Seorang cowok tinggi kurus sedang berjalan dengan hoodie yang menutupi seragam atas SMP-nya. Dia selalu menjadi pusat perhatian. Bukan hanya karena saat masa MOPD menjadi murid terfavorit sebab keaktifannya, namun juga karena wajahnya yang manis dengan warna kulit yang tidak putih, tidak juga hitam, terlihat pas. Manis, namun tidak membuat eneg apalagi diabetes.
Angga Pradtya namanya, siswa yang kini baru masuk kelas 2 SMP dan menjadi ketua tim sepak bola di ekstrakurikuler sekolah. Bukan hanya siswi seangkatan dan adik kelas saja yang terpikat oleh karismanya, tak sedikit kakak kelas yang juga pernah terang-terangan menyukai sampai menjadi pacarnya meskipun hubungan yang dijalaninya terpantau jarang lama. Hanya bertahan tiga sampai lima bulan saja dan tak lama kemudian, dipastikan Angga sudah mengganti pacarnya.
Itu yang membuat Rena saat ini merasakan bahagia, siswi yang sudah sejak kelas satu satu kelas dengan Angga itu merasa ketiban rezeki nomplok tatkala secara tiba-tiba Angga menyatakan rasa suka padanya. Rena merasa ini seperti mimpi, apa yang membuat Angga, cowok terkeren di sekolah menyukai Rena dan mengajaknya berpacaran?

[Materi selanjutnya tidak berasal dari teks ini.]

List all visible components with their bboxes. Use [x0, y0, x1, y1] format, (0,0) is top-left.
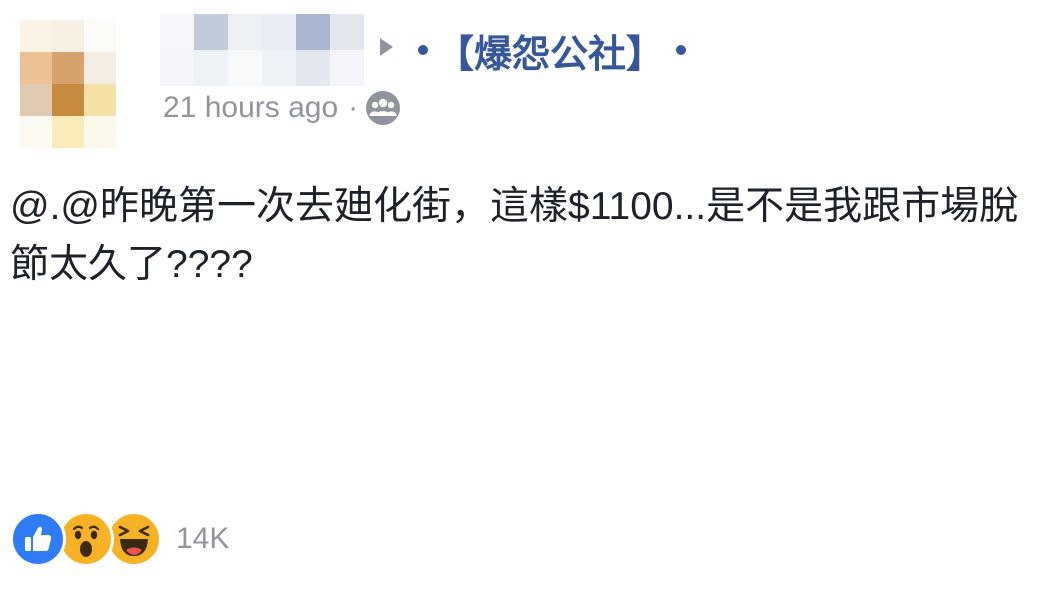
timestamp-link[interactable]: 21 hours ago: [163, 91, 338, 125]
facebook-post: 【爆怨公社】 21 hours ago · @.@昨晚第一次去廸化街，這樣$11…: [0, 0, 1060, 596]
post-text: @.@昨晚第一次去廸化街，這樣$1100...是不是我跟市場脫節太久了????: [10, 185, 1019, 286]
group-name-link[interactable]: 【爆怨公社】: [418, 28, 687, 76]
dot-icon: [676, 45, 687, 55]
meta-separator: ·: [348, 91, 359, 124]
group-icon[interactable]: [366, 91, 401, 125]
user-name-link[interactable]: [160, 14, 366, 86]
group-name[interactable]: 【爆怨公社】: [436, 23, 664, 78]
reaction-count[interactable]: 14K: [176, 522, 229, 556]
reactions-bar[interactable]: 14K: [10, 511, 229, 567]
avatar[interactable]: [20, 20, 116, 148]
like-icon[interactable]: [10, 511, 66, 567]
haha-icon[interactable]: [106, 511, 162, 567]
wow-icon[interactable]: [58, 511, 114, 567]
arrow-right-icon: [380, 38, 393, 56]
dot-icon: [418, 45, 428, 55]
post-meta: 21 hours ago ·: [163, 88, 401, 128]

Tak ingin kehilangan kesempatan, Rena menerimanya tanpa aba-aba, tanpa ada keraguan. Angga tersenyum lebar dengan ekspresi wajah penuh kemenangan. Suasana kelas semakin riuh karena dua sejoli baru saja mengikrarkan ikatan pacaran.
"Gue menang!" kata Angga berteriak. Matanya menoleh pada teman sebangkunya, Najril namanya. Pandangan mereka menyiratkan sesuatu dan kebingungan melanda pikiran Rena yang melihat itu.
Angga meninggalkannya. Benar-benar sosok playboy yang sebenarnya. Namun Rena tak peduli, dia sudah menjadi pacarnya sekarang dan akan menjadi pacar yang baik agar hubungannya dengan Angga bisa bertahan lama. Tak apa diperlakukan semena-mena seperti barusan, mungkin Angga masih malu untuk menunjukkan keakraban dengannya, pikir Rena.
"Angga! Tunggu!" seru Rena. Gadis itu menyusul pacarnya yang keluar dari ruang kelas begitu saja.
"Lihat si Rena kayaknya girang amat jadian sama Angga. Kecewa baru tahu rasa," ujar Najril pada Dina, pacarnya. Dina adalah teman sebangku Rena. Dina memicingkan matanya, merasa ada yang janggal atas semua yang telah terjadi baru saja.
"Kalian suka iseng, awas aja kalo Rena kalian jadiin korban keisengan kalian!" sahut Dina sementara Najril hanya geleng-geleng kepala seraya tersenyum lebar hingga barisan gigi rapinya kelihatan.
"Iseng dikit doang, nanti aku traktir seblak deh." Najril bangkit dari tempat duduknya meninggalkan Dina yang perasaannya tak karuan.
Dina tahu betul tabiat Angga karena cowok itu merupakan sahabat pacarnya. Playboy, sering gonta-ganti pacar dan ... nakal. Selain sudah merokok, Angga juga sering katahuan memiliki pacar lebih dari satu dan yang parahnya adalah, pernah terdengar rumor jika Angga adalah PK alias penjahat kelamin.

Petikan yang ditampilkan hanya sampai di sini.